3 Pitfalls to Avoid When Restructuring for GILTI Tax Reduction
June 22, 2018
The new tax law’s global intangible low-taxed income (“GILTI”) provision is triggering uncertainty among individual shareholders and non-C corporations that invest in controlled foreign corporations (or “CFCs”). Neither can leverage the same tax relief as C corporations as they navigate this extension of the Subpart F regime.
The disadvantages for non-C corporations include the fact that they can’t deduct 50% of their GILTI income, under IRC Section 250. They’re also taxed at 37%, compared with the 21% corporate tax rate, and while 80% of foreign tax is available to C corporations as a credit against GILTI income, individuals and pass-through entities can only claim credits for direct taxes they pay such as withholding taxes.
With these drawbacks, the question isn’t whether individuals and S corporations should restructure but how to do it. Here are potential pitfalls to consider in any restructuring effort.
1. Leveraging Untested Law for a Section 250 Deduction
If you don’t qualify for Section 250, you may be considering a Section 962 election, which attempts to allow individuals to have their GILTI taxed at corporate rates. In essence, it is like putting a phantom C corporation between the individual and the CFC in an effort to minimize GILTI liability. But creating an artificial C corporation between the individual and the CFC, based on an old and largely untested law, is like dusting off a lawnmower that’s been in the back of your garage for 20 years. How well does it still work, if at all?
Introduced in 1962, when Subpart F came into effect, Section 962 was originally intended to put individuals who could not directly invest in CFCs in the same position as C corporations. In the decades since, however, 962 has rarely been used to create an artificial entity in the middle.
There’s an ensuing lack of authority on many issues associated with the section. Section 962’s original intent covers a foreign tax credit. But is 962 broad enough to cover Section 250’s 50% deduction of the amount outlined under Section 951A? The IRS has yet to make a determination.
2. Relying on 962 for a Qualified Dividend Rate
Non-C corporations may also be eying Section 962 to offset another issue: If a CFC is not incorporated in a treaty country, dividends are taxed at regular rates.
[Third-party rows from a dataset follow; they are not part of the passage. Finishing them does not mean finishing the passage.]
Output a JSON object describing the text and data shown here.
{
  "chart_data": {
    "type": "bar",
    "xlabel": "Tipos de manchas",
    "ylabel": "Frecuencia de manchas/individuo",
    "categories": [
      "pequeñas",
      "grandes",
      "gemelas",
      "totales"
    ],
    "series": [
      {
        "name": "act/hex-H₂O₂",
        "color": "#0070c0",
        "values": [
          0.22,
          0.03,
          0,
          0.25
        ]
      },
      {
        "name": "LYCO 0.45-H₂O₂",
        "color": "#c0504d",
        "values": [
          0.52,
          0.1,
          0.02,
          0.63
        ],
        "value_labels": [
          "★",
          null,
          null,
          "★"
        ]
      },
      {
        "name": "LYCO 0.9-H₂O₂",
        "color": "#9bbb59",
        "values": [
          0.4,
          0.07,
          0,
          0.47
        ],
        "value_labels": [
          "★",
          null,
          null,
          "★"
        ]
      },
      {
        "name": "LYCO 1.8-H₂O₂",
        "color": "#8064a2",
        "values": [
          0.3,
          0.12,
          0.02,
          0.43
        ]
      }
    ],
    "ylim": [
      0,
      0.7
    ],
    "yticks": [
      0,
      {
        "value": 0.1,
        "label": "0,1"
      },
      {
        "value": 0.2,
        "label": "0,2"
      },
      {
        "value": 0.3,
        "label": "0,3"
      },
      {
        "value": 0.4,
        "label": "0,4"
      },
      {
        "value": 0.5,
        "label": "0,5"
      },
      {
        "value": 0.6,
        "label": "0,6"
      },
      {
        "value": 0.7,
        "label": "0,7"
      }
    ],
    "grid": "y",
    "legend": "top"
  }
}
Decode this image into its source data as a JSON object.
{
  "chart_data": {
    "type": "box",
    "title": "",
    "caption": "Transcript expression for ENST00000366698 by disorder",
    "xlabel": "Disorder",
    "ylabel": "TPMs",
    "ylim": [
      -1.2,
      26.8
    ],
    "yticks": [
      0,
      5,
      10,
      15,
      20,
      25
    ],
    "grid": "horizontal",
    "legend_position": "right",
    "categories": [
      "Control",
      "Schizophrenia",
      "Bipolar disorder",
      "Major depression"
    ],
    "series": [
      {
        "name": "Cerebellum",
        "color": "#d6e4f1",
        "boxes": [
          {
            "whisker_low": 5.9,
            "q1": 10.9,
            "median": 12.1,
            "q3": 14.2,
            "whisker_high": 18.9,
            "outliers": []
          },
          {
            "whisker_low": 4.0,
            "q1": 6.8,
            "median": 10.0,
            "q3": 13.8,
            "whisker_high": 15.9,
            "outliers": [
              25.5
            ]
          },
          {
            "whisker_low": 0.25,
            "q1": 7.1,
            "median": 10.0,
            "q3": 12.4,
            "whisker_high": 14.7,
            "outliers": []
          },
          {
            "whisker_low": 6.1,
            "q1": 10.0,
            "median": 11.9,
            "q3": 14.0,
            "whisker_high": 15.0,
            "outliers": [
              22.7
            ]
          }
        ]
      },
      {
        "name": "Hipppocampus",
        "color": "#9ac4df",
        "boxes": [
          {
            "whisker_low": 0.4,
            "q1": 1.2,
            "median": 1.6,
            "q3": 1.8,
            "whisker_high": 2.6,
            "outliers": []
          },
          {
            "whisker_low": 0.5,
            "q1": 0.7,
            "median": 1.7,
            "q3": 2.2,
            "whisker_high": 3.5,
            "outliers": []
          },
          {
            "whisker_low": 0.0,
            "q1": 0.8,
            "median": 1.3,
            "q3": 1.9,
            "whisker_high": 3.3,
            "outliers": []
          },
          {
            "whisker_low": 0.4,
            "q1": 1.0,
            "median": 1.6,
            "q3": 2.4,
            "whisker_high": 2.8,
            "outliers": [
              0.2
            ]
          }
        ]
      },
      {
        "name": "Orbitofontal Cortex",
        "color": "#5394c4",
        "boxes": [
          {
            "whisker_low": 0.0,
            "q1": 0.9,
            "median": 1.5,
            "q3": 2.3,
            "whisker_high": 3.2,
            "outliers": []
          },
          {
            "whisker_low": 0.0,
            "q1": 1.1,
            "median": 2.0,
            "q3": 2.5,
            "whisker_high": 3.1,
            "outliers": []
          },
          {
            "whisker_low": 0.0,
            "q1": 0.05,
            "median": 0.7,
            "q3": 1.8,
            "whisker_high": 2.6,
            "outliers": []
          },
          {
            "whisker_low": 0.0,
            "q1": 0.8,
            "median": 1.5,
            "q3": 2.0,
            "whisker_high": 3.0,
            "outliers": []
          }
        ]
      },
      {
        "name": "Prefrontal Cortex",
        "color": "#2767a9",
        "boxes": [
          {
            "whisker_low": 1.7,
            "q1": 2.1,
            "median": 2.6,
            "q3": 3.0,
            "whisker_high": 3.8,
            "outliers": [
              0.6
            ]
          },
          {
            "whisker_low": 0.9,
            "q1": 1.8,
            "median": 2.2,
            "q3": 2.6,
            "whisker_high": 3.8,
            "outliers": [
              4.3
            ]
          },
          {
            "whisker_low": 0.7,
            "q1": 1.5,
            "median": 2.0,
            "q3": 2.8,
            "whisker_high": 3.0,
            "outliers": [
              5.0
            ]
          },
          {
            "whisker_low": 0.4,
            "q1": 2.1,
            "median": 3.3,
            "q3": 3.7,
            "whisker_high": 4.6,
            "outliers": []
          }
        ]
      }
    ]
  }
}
A treaty-qualified entity enjoys a lower rate of roughly 20%, plus a potential Medicare tax of 3.8%.
Does inserting an artificial U.S. corporation mean the dividend you ultimately get results from a treaty-qualified dividend? That issue is now in litigation and isn’t likely to be resolved until year’s end, if then. Once again, until consensus is reached, proceed cautiously with this strategy.
3. Assessing Domestic C Corporation Status in Isolation
Instead of creating an artificial entity, is it better to create a regular domestic C corporation?
We know this entity structure works—like a new lawnmower, it includes a current instruction manual. Domestic C corporations can also benefit from the much-discussed foreign-derived intangible income, which allows corporations to claim an additional deduction and reduce their overall tax burden.
But switching entity structures to minimize GILTI liability should be just one part of the restructuring analysis. The same holds true when factoring in the 21% corporate tax rate over the individual 37% rate. Plus, keep in mind GILTI’s other moving parts, such as state-by-state variations in provision interpretation yet to come.
Still, waiting until year’s end to assess restructuring options may only increase your overall GILTI liability. That’s why it’s important to carve out the time now—and speak to a tax professional—so you wisely avoid potential pitfalls later.